Technical Architecture¶
Documentation covering technical architecture for CytoTable.
Workflows¶
CytoTable uses Parsl to execute collections of tasks as python_app
’s.
In Parsl, work may be isolated using Python functions decorated with the @python_app
decorator.
join_app
’s are collections of one or more other apps and are decorated using the @join_app
decorator.
See the following documentation for more information on how apps may be used within Parsl: Parsl: Apps
Workflow Execution¶
Workflow tasks within CytoTable are executed using Parsl Executors.
Parsl Executors for CytoTable may be configured through Parsl Config
’s .
For example, you may use the following: convert(..., parsl_config=parsl.Config())
(convert()
)
CytoTable is implemented by default with Parsl’s HighThroughputExecutor
, a multiprocess executor (please see Parsl’s scalability documentation for more information).
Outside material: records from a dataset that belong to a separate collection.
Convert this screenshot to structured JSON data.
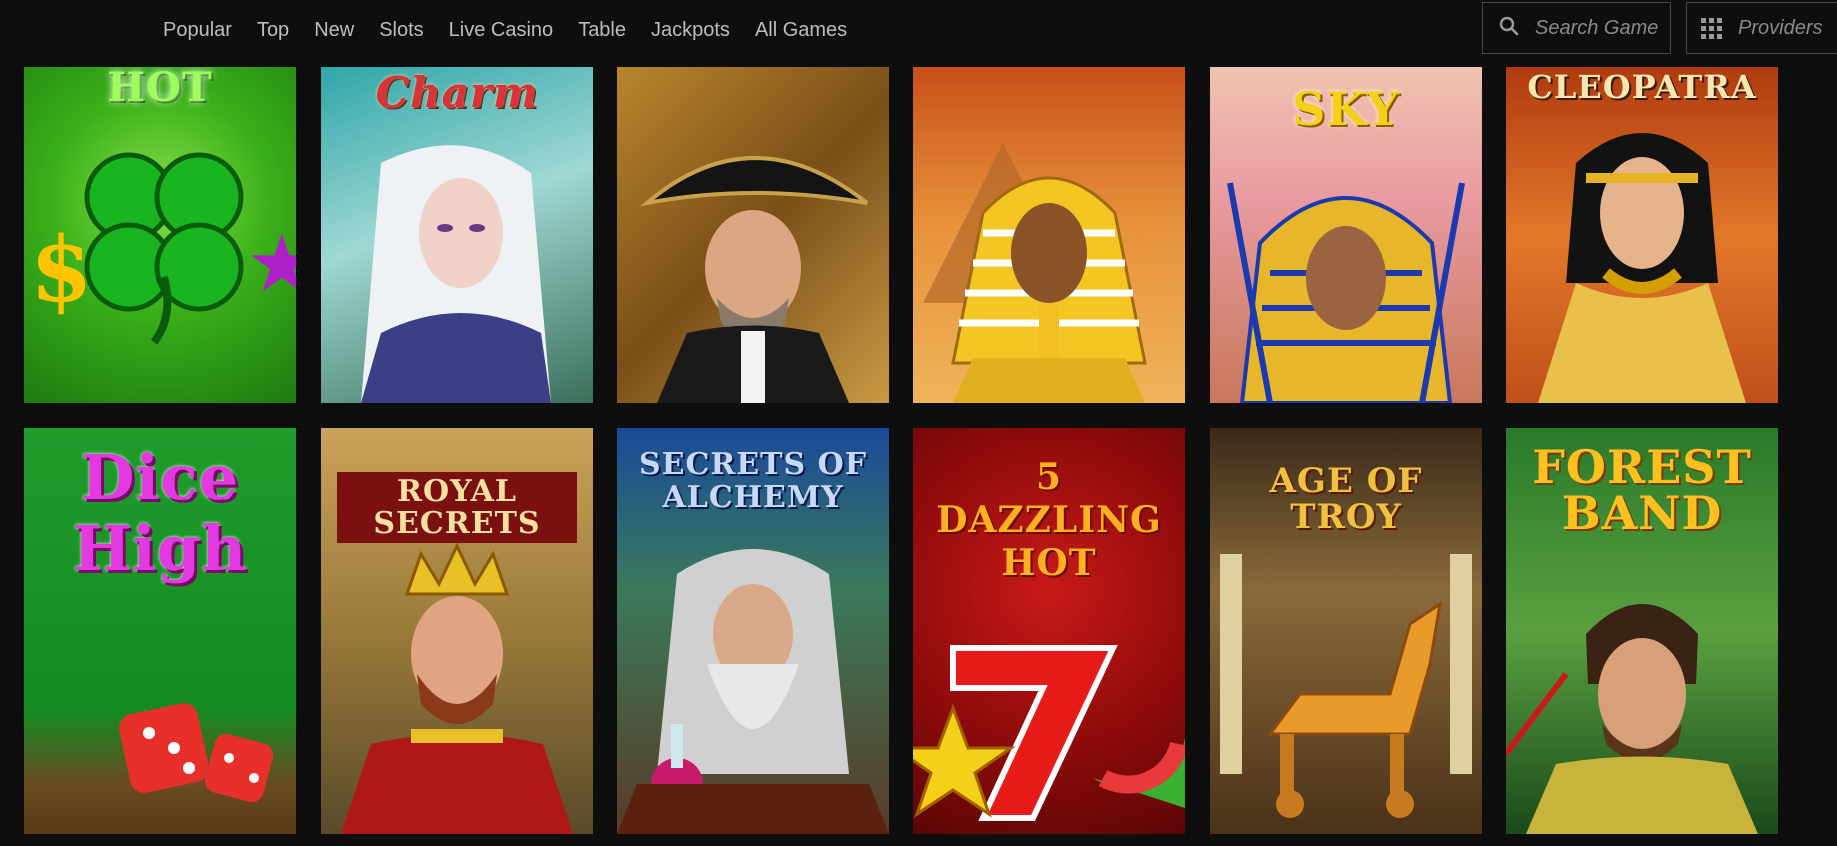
{
  "nav": {
    "items": [
      "Popular",
      "Top",
      "New",
      "Slots",
      "Live Casino",
      "Table",
      "Jackpots",
      "All Games"
    ]
  },
  "search": {
    "placeholder": "Search Game"
  },
  "providers": {
    "label": "Providers"
  },
  "games": {
    "row1": [
      {
        "title": "HOT"
      },
      {
        "title": "Charm"
      },
      {
        "title": ""
      },
      {
        "title": ""
      },
      {
        "title": "SKY"
      },
      {
        "title": "CLEOPATRA"
      }
    ],
    "row2": [
      {
        "title": "Dice High"
      },
      {
        "title": "ROYAL SECRETS"
      },
      {
        "title": "SECRETS OF ALCHEMY"
      },
      {
        "title": "5 DAZZLING HOT"
      },
      {
        "title": "AGE OF TROY"
      },
      {
        "title": "FOREST BAND"
      }
    ]
  },
  "colors": {
    "background": "#0e0e0e",
    "nav_text": "#bdbdbd",
    "border": "#4a4a4a"
  }
}
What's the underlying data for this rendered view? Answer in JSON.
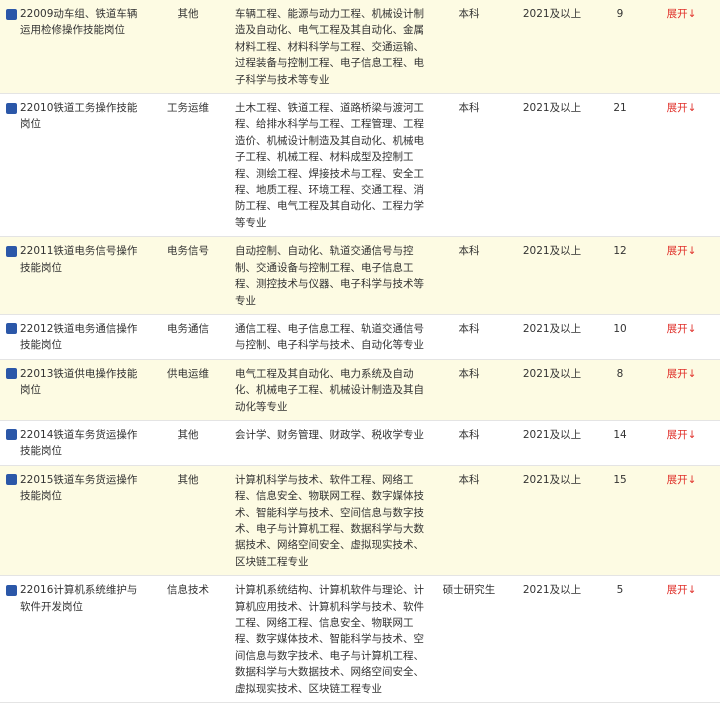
{
  "table": {
    "rows": [
      {
        "name": "22009动车组、铁道车辆运用检修操作技能岗位",
        "type": "其他",
        "major": "车辆工程、能源与动力工程、机械设计制造及自动化、电气工程及其自动化、金属材料工程、材料科学与工程、交通运输、过程装备与控制工程、电子信息工程、电子科学与技术等专业",
        "edu": "本科",
        "year": "2021及以上",
        "count": "9",
        "toggle": "展开",
        "arrow": "↓"
      },
      {
        "name": "22010铁道工务操作技能岗位",
        "type": "工务运维",
        "major": "土木工程、铁道工程、道路桥梁与渡河工程、给排水科学与工程、工程管理、工程造价、机械设计制造及其自动化、机械电子工程、机械工程、材料成型及控制工程、测绘工程、焊接技术与工程、安全工程、地质工程、环境工程、交通工程、消防工程、电气工程及其自动化、工程力学等专业",
        "edu": "本科",
        "year": "2021及以上",
        "count": "21",
        "toggle": "展开",
        "arrow": "↓"
      },
      {
        "name": "22011铁道电务信号操作技能岗位",
        "type": "电务信号",
        "major": "自动控制、自动化、轨道交通信号与控制、交通设备与控制工程、电子信息工程、测控技术与仪器、电子科学与技术等专业",
        "edu": "本科",
        "year": "2021及以上",
        "count": "12",
        "toggle": "展开",
        "arrow": "↓"
      },
      {
        "name": "22012铁道电务通信操作技能岗位",
        "type": "电务通信",
        "major": "通信工程、电子信息工程、轨道交通信号与控制、电子科学与技术、自动化等专业",
        "edu": "本科",
        "year": "2021及以上",
        "count": "10",
        "toggle": "展开",
        "arrow": "↓"
      },
      {
        "name": "22013铁道供电操作技能岗位",
        "type": "供电运维",
        "major": "电气工程及其自动化、电力系统及自动化、机械电子工程、机械设计制造及其自动化等专业",
        "edu": "本科",
        "year": "2021及以上",
        "count": "8",
        "toggle": "展开",
        "arrow": "↓"
      },
      {
        "name": "22014铁道车务货运操作技能岗位",
        "type": "其他",
        "major": "会计学、财务管理、财政学、税收学专业",
        "edu": "本科",
        "year": "2021及以上",
        "count": "14",
        "toggle": "展开",
        "arrow": "↓"
      },
      {
        "name": "22015铁道车务货运操作技能岗位",
        "type": "其他",
        "major": "计算机科学与技术、软件工程、网络工程、信息安全、物联网工程、数字媒体技术、智能科学与技术、空间信息与数字技术、电子与计算机工程、数据科学与大数据技术、网络空间安全、虚拟现实技术、区块链工程专业",
        "edu": "本科",
        "year": "2021及以上",
        "count": "15",
        "toggle": "展开",
        "arrow": "↓"
      },
      {
        "name": "22016计算机系统维护与软件开发岗位",
        "type": "信息技术",
        "major": "计算机系统结构、计算机软件与理论、计算机应用技术、计算机科学与技术、软件工程、网络工程、信息安全、物联网工程、数字媒体技术、智能科学与技术、空间信息与数字技术、电子与计算机工程、数据科学与大数据技术、网络空间安全、虚拟现实技术、区块链工程专业",
        "edu": "硕士研究生",
        "year": "2021及以上",
        "count": "5",
        "toggle": "展开",
        "arrow": "↓"
      }
    ]
  },
  "colors": {
    "accent_square": "#2b57a8",
    "toggle_red": "#e0312b",
    "row_highlight": "#fdfbe3"
  }
}
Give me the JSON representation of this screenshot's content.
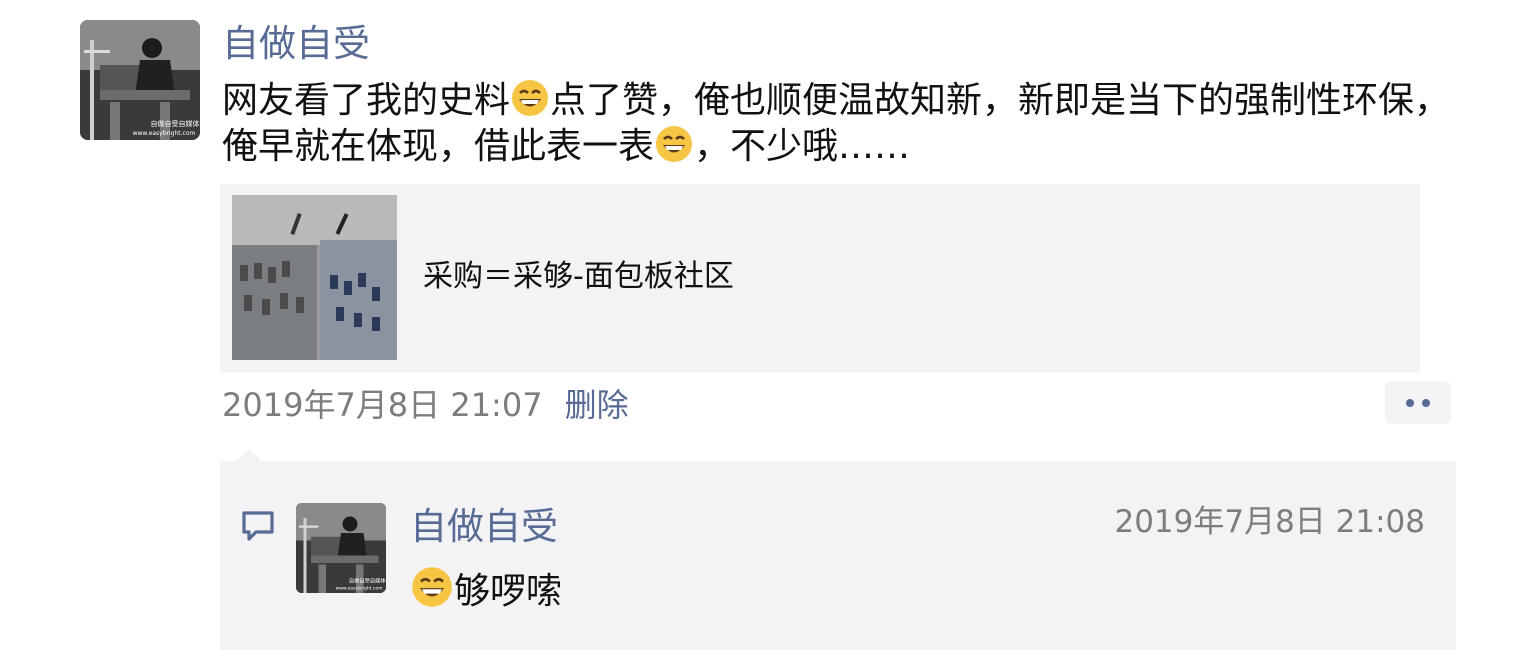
{
  "post": {
    "author": "自做自受",
    "text_parts": [
      "网友看了我的史料",
      "点了赞，俺也顺便温故知新，新即是当下的强制性环保，俺早就在体现，借此表一表",
      "，不少哦……"
    ],
    "emoji": "grinning-face-emoji",
    "avatar_caption": "自做自受自媒体",
    "avatar_url_text": "www.easybright.com",
    "timestamp": "2019年7月8日 21:07",
    "delete_label": "删除"
  },
  "link_card": {
    "title": "采购＝采够-面包板社区"
  },
  "comment": {
    "author": "自做自受",
    "time": "2019年7月8日 21:08",
    "text": "够啰嗦",
    "icon": "comment-bubble-icon"
  },
  "colors": {
    "name_blue": "#576b95",
    "meta_gray": "#7d7d7d",
    "panel_bg": "#f3f3f5",
    "text": "#111111"
  }
}
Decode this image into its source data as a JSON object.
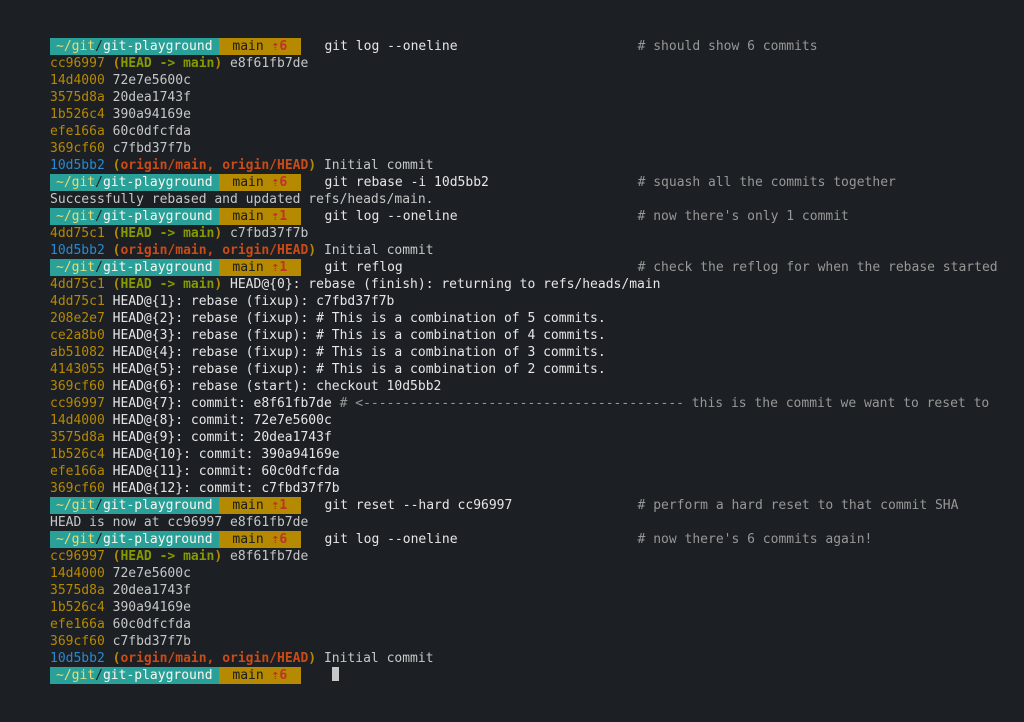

Please note: use of Parsl’s ThreadPoolExecutor
may result in unfreed memory within certain systems because of Apache Arrow’s memory allocators.
Unfreed memory can eventually result in a lack of available memory through single-process use.
When using ThreadPoolExecutor we suggest using a Linux system, leveraging the malloc
/system memory allocator with Arrow (e.g. export ARROW_DEFAULT_MEMORY_POOL="system"
), and/or forking subprocedures for best results when it comes to freeing memory for these usecases.
This note does not apply to the HighThroughputExecutor
.
Data Technologies¶
Data Paths¶
Data source paths handled by CytoTable may be local or cloud-based paths. Local data paths are handled using Python’s Pathlib module. Cloud-based data paths are managed by cloudpathlib. Reference the following page for how cloudpathlib client arguments may be used: Overview: Data Source Locations
Data Paths - Cloud-based SQLite¶
SQLite data stored in cloud-based paths are downloaded locally using cloudpathlib’s caching capabilities to perform SQL queries. Using data in this way may require the use of an additional parameter for the cloud storage provider to set the cache directory explicitly to avoid storage limitations (some temporary directories are constrained to system memory, etc).
For example:
import cytotable
# Convert CellProfiler SQLite to parquet
cytotable.convert(
source_path="s3://bucket-name/single-cells.sqlite",
dest_path="test.parquet",
dest_datatype="parquet",
# set the local cache dir to `./tmpdata`
# this will get passed to cloudpathlib's client
local_cache_dir="./tmpdata",
)
In-process Data Format¶
In addition to using Python native data types, we also accomplish internal data management for CytoTable using PyArrow (Apache Arrow) Tables. Using Arrow-compatible formats is intended to assist cross-platform utility, encourage high-performance, and enable advanced data integration with non-Python tools.
Arrow Memory Allocator Selection¶
PyArrow may select to use malloc
, jemalloc
, or mimalloc
depending on the operating system and allocator availability.
This memory allocator selection may also be overridden by a developer implementing CytoTable to help with performance aspects related to user environments.
PyArrow inherits environment configuration from the Arrow C++ implementation (see note on this page).
Use the ARROW_DEFAULT_MEMORY_POOL
environment variable to statically define which memory allocator will be used when implementing CytoTable.
Arrow Memory Mapping Selection¶
PyArrow includes functionality which enables memory mapped parquet file reads for performance benefits (see memory_map
parameter).
This functionality is enabled by default in CytoTable.
You may disable this functionality by setting environment variable CYTOTABLE_ARROW_USE_MEMORY_MAPPING
to 0
(for example: export CYTOTABLE_ARROW_USE_MEMORY_MAPPING=0
).
SQL-based Data Management¶
We use the DuckDB Python API client in some areas to interface with SQL (for example, SQLite databases) and other data formats. We use DuckDB SQL statements to organize joined datasets or tables as Arrow format results.